The agreement, signed by SCA Chief Executive Maryam Buti Al Suwaidi and VARA Chairman Matthew White, establishes licensing requirements for virtual asset service providers (VASPs) and mutual supervision mechanisms to promote a stable and regulated virtual assets sector in the UAE.
The cooperation agreement mandates that VASPs operating in or targeting the Dubai market must obtain a license from VARA. Once licensed, these providers will be authorized to operate throughout the UAE under the supervision of the SCA. VASPs looking to operate from other emirates will need to secure licensing directly from the SCA.
Key elements of the agreement include provisions for mutual supervision of VASPs, the imposition of penalties and fines, the exchange of information and statistics, and collaboration in employee training and qualification.
During the signing ceremony, SCA Chairman Mohamed Ali Al Shorafa emphasized the importance of establishing effective frameworks in partnership with regulatory bodies to foster the growth and stability of the virtual assets sector. He noted that this collaboration aims to ensure compliance with anti-money laundering legislation and bolster confidence in the UAE’s investment ecosystem.
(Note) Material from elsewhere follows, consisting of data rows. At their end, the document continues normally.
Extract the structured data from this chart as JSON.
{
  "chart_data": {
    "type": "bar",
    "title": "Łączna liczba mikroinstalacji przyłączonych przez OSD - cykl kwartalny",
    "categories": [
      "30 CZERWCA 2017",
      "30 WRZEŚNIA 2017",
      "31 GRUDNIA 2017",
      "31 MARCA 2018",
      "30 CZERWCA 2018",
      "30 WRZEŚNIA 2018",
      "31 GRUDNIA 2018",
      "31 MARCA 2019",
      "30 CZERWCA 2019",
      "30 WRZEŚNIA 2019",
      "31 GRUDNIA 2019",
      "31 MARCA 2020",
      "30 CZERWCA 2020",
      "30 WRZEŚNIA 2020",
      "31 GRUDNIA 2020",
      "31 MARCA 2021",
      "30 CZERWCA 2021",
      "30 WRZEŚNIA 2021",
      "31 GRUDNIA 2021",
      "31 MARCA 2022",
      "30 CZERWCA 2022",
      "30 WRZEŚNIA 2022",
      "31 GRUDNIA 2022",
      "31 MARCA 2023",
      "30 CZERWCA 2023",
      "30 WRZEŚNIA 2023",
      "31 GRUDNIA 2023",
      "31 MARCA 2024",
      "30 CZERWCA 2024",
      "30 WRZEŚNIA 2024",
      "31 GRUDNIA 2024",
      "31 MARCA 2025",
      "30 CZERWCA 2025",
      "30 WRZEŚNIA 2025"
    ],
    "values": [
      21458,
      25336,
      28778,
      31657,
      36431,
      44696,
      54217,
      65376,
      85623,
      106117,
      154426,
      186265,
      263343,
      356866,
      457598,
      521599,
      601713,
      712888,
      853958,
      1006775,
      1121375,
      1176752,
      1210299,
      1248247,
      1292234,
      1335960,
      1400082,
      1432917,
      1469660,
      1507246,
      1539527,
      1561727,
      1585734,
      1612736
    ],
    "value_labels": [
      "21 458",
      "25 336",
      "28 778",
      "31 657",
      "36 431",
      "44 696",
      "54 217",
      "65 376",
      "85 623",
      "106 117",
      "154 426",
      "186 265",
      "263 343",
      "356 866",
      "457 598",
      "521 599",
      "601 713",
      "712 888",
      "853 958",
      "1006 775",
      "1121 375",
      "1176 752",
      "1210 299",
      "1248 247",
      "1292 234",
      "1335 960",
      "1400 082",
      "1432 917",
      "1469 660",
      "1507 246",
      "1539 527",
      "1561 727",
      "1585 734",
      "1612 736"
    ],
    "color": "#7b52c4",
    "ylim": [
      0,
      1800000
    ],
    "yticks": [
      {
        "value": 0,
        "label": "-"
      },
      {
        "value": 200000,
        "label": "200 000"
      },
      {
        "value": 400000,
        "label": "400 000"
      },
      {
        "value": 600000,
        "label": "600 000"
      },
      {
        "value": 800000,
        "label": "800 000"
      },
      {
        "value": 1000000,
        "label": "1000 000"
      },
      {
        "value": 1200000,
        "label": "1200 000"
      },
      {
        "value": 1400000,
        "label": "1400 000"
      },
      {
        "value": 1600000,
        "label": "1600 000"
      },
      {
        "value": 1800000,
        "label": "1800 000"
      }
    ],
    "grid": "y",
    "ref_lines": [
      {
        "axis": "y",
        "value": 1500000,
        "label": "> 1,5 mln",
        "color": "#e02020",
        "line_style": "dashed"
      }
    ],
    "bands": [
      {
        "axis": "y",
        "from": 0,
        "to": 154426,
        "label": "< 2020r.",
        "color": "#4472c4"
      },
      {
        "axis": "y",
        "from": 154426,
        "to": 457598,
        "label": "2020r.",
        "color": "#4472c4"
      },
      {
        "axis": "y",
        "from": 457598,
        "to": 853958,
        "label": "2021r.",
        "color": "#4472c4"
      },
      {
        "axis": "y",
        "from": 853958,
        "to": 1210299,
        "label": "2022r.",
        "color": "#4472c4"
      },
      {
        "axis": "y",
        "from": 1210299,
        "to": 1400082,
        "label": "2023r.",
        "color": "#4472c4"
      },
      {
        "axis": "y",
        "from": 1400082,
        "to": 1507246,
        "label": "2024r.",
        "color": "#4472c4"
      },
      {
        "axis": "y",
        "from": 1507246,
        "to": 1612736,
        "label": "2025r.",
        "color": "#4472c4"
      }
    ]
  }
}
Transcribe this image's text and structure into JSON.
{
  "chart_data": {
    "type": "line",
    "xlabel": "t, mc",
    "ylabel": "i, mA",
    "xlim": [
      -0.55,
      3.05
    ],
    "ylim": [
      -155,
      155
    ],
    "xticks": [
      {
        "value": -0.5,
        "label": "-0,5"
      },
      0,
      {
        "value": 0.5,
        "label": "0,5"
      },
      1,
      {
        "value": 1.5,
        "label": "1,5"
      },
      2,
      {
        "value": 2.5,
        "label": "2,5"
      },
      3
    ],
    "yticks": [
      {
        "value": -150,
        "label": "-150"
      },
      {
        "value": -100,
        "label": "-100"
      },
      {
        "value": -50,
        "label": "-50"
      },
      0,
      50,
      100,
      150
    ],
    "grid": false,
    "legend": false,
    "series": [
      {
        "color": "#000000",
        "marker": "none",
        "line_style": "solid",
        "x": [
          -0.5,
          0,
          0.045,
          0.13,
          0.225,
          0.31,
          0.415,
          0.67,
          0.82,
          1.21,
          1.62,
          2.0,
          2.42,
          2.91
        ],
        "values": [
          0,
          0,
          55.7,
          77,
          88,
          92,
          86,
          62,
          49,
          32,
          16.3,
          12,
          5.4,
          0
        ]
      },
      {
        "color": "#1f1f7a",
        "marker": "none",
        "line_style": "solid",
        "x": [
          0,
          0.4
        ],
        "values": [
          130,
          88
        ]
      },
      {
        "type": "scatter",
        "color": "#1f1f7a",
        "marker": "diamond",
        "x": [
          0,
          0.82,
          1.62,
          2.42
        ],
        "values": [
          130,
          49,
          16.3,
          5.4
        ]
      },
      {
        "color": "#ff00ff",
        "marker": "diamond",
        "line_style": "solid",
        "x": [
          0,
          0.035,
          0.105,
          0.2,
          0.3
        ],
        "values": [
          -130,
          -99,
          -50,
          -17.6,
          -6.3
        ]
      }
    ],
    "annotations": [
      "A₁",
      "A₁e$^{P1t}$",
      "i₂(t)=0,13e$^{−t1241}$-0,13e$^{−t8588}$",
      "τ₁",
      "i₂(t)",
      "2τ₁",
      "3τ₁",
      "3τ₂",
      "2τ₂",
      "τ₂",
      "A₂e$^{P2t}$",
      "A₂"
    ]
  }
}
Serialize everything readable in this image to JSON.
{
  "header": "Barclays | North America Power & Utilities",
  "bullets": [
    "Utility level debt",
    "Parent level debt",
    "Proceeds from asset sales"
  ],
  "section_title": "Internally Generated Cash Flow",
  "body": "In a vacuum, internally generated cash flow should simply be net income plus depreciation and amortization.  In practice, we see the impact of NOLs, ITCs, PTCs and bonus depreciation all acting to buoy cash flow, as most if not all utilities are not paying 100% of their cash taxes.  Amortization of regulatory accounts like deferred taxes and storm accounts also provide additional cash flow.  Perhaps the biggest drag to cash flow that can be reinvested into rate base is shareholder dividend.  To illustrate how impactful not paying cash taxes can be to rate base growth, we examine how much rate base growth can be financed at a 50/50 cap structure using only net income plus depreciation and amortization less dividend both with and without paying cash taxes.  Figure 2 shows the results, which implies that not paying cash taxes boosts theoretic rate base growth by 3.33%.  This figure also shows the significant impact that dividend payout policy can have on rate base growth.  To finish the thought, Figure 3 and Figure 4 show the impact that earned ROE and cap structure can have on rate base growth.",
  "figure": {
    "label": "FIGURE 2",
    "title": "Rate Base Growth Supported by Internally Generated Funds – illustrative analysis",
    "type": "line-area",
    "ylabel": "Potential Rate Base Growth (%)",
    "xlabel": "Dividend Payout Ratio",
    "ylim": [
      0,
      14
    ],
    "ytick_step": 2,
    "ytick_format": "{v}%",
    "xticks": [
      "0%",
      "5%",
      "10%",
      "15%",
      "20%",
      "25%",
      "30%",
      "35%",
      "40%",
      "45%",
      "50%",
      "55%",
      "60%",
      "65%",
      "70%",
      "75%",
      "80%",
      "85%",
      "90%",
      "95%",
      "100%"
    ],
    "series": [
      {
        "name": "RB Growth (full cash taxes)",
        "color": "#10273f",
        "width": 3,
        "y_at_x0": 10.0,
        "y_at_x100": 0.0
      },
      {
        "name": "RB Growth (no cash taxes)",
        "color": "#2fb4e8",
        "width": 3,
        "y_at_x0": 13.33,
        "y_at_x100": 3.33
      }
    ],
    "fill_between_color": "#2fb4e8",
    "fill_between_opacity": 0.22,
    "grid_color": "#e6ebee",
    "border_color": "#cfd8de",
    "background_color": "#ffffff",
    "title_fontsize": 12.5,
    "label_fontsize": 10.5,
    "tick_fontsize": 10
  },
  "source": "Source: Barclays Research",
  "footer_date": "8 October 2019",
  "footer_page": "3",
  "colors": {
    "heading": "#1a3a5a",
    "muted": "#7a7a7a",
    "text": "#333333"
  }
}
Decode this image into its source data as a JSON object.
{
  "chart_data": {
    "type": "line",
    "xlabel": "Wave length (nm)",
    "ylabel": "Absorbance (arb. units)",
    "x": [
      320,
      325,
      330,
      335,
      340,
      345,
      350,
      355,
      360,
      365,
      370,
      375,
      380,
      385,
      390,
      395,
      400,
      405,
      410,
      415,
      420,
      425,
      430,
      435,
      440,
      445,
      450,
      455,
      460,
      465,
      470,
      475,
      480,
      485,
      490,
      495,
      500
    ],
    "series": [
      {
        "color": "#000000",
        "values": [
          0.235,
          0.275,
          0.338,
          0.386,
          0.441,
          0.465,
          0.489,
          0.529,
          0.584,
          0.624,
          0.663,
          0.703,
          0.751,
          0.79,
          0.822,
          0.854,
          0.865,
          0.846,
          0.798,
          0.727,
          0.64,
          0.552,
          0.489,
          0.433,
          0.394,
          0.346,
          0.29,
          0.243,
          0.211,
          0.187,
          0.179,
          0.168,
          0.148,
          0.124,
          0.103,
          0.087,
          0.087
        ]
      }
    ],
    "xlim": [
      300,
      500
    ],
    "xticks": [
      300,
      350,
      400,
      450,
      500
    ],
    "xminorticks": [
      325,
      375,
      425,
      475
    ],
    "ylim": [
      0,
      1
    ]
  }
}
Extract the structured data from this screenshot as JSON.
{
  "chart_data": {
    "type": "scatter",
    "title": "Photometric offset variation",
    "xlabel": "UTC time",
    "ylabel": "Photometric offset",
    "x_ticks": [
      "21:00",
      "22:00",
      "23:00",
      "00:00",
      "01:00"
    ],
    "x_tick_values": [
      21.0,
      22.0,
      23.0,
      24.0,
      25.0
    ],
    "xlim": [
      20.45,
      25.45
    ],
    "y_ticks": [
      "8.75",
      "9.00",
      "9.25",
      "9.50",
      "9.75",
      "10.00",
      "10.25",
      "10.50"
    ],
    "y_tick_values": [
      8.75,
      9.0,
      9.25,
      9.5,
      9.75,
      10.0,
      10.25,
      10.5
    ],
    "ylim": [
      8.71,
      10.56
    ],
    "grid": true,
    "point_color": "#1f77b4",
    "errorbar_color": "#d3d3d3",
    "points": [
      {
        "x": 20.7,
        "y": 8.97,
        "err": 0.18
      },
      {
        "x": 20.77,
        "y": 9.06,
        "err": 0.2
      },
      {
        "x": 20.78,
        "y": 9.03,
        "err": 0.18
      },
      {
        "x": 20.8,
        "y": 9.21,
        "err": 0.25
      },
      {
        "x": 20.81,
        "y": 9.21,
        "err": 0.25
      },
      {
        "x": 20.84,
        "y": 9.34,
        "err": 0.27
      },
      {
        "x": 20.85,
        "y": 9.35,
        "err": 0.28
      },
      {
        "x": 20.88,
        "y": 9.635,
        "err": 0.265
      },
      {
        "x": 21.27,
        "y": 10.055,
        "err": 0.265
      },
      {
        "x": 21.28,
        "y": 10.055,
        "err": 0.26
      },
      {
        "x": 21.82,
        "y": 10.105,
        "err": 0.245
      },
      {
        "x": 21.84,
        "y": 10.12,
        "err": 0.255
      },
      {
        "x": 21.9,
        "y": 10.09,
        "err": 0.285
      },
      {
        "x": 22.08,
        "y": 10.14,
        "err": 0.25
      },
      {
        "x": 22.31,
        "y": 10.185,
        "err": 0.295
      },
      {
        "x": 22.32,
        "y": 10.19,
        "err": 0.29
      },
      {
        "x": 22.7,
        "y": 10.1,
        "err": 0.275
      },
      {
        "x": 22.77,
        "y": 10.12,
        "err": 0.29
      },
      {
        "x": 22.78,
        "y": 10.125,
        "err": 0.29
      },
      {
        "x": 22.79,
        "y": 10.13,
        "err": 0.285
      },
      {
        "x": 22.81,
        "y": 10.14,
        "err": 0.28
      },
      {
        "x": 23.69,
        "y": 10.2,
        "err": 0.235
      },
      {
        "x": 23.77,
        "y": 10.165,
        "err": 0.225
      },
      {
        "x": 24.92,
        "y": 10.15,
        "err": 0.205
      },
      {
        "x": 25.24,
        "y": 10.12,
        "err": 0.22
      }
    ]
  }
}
VARA Chairman Helal Al Marri described the agreement as a significant milestone that demonstrates regulatory cohesion across the UAE. He highlighted that the collaboration between federal partners like the SCA allows for the efficient portability of regulated services while maintaining market risk assurance throughout the country.
The agreement also outlines the rules and procedures for licensing and supervising VASPs and related activities, aligning with Cabinet Decisions No. 111 and No. 112 of 2022, which regulate virtual assets and their service providers.